Three things are evidently missing from this release. One, Commissioner Okoye did not say how long the “cleanup” of the register would take or when it would end. Two, he did not say what degree of accuracy the processes of the ABIS enjoys. Third, this release did not say what consequences would follow if it were to be found that staff of INEC had in fact been complicit in manipulating or inflating the register of voters in any place by facilitating clear breaches of what Mr Okoye called INEC’s “business rules.”

The Commissioner did not forget to disclose that 3,316 “ineligible registrants” have so far been invalidated in Hope Uzodinma’s Oru East LGA. Two metrics will put this number in context.

First, INEC’s breakdown shows that it found 7,145 of 16,511 new entries from Imo State ineligible. This means that Hope Uzodinma’s Oru East alone supplied 46.41% of Imo State’s ghost voters. For context, Imo State has 27 local government areas (LGAs) and 305 electoral wards.

Second, if the number of “ineligible registrants” from Hope Uzodinma’s Oru East were to be applied as a constant across the 774 LGAs in Nigeria, it would yield 2,566,584 ghost voters. That is a mere 5,175 less than the margin of 2,571,759 with which Muhammadu Buhari beat President Goodluck Jonathan in 2015. In other words, even the numbers so far discovered as ineligible by INEC could easily determine the outcome of any election. It, therefore, warrants serious action against the perpetrators.

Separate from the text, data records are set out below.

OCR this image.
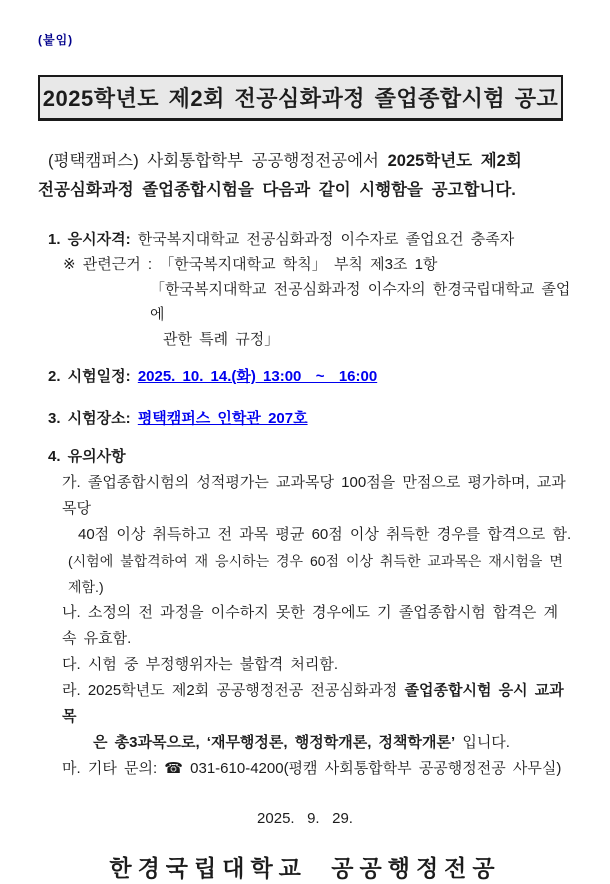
(붙임)
2025학년도 제2회 전공심화과정 졸업종합시험 공고
(평택캠퍼스) 사회통합학부 공공행정전공에서 2025학년도 제2회
전공심화과정 졸업종합시험을 다음과 같이 시행함을 공고합니다.
1. 응시자격: 한국복지대학교 전공심화과정 이수자로 졸업요건 충족자
※ 관련근거 : 「한국복지대학교 학칙」 부칙 제3조 1항
「한국복지대학교 전공심화과정 이수자의 한경국립대학교 졸업에
관한 특례 규정」
2. 시험일정: 2025. 10. 14.(화) 13:00  ~  16:00
3. 시험장소: 평택캠퍼스 인학관 207호
4. 유의사항
가. 졸업종합시험의 성적평가는 교과목당 100점을 만점으로 평가하며, 교과목당
40점 이상 취득하고 전 과목 평균 60점 이상 취득한 경우를 합격으로 함.
(시험에 불합격하여 재 응시하는 경우 60점 이상 취득한 교과목은 재시험을 면제함.)
나. 소정의 전 과정을 이수하지 못한 경우에도 기 졸업종합시험 합격은 계속 유효함.
다. 시험 중 부정행위자는 불합격 처리함.
라. 2025학년도 제2회 공공행정전공 전공심화과정 졸업종합시험 응시 교과목
은 총3과목으로, ‘재무행정론, 행정학개론, 정책학개론’ 입니다.
마. 기타 문의: ☎ 031-610-4200(평캠 사회통합학부 공공행정전공 사무실)
2025.   9.   29.
한경국립대학교 공공행정전공
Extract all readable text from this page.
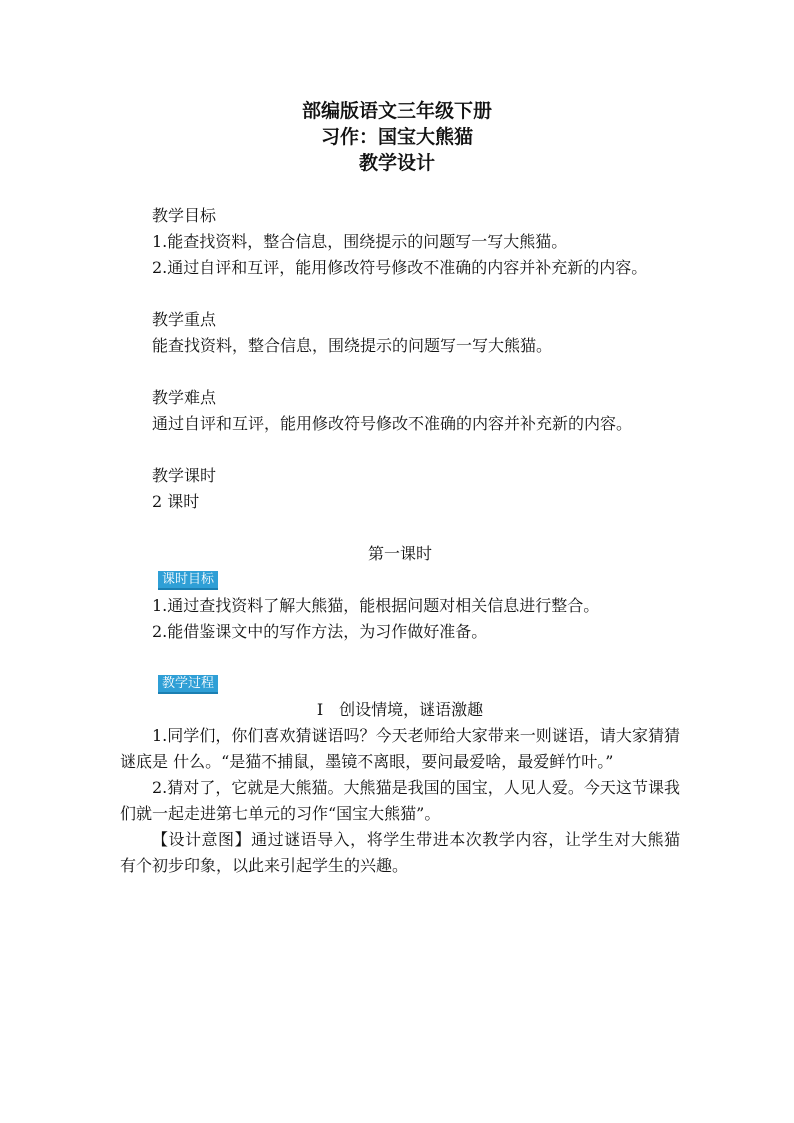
部编版语文三年级下册
习作：国宝大熊猫
教学设计

教学目标

1.能查找资料，整合信息，围绕提示的问题写一写大熊猫。

2.通过自评和互评，能用修改符号修改不准确的内容并补充新的内容。

教学重点

能查找资料，整合信息，围绕提示的问题写一写大熊猫。

教学难点

通过自评和互评，能用修改符号修改不准确的内容并补充新的内容。

教学课时

2 课时

第一课时

课时目标

1.通过查找资料了解大熊猫，能根据问题对相关信息进行整合。

2.能借鉴课文中的写作方法，为习作做好准备。

教学过程

Ⅰ　创设情境，谜语激趣

1.同学们，你们喜欢猜谜语吗？今天老师给大家带来一则谜语，请大家猜猜谜底是 什么。“是猫不捕鼠，墨镜不离眼，要问最爱啥，最爱鲜竹叶。”

2.猜对了，它就是大熊猫。大熊猫是我国的国宝，人见人爱。今天这节课我们就一起走进第七单元的习作“国宝大熊猫”。

【设计意图】通过谜语导入，将学生带进本次教学内容，让学生对大熊猫有个初步印象，以此来引起学生的兴趣。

It should be evident to INEC and its leadership that the staff who enabled this kind of rigging of the register of voters will happily enable worse in an election. If the Commission is interested in a credible poll, surely, claiming that it is engaged in Spring Cleaning the register in the rainy season is not good enough. It should say how these ineligible people got there and what will happen to those who perpetrated this. Until INEC is willing to contemplate this, it must remain in doubt whether the Commission under current leadership is fit for purpose.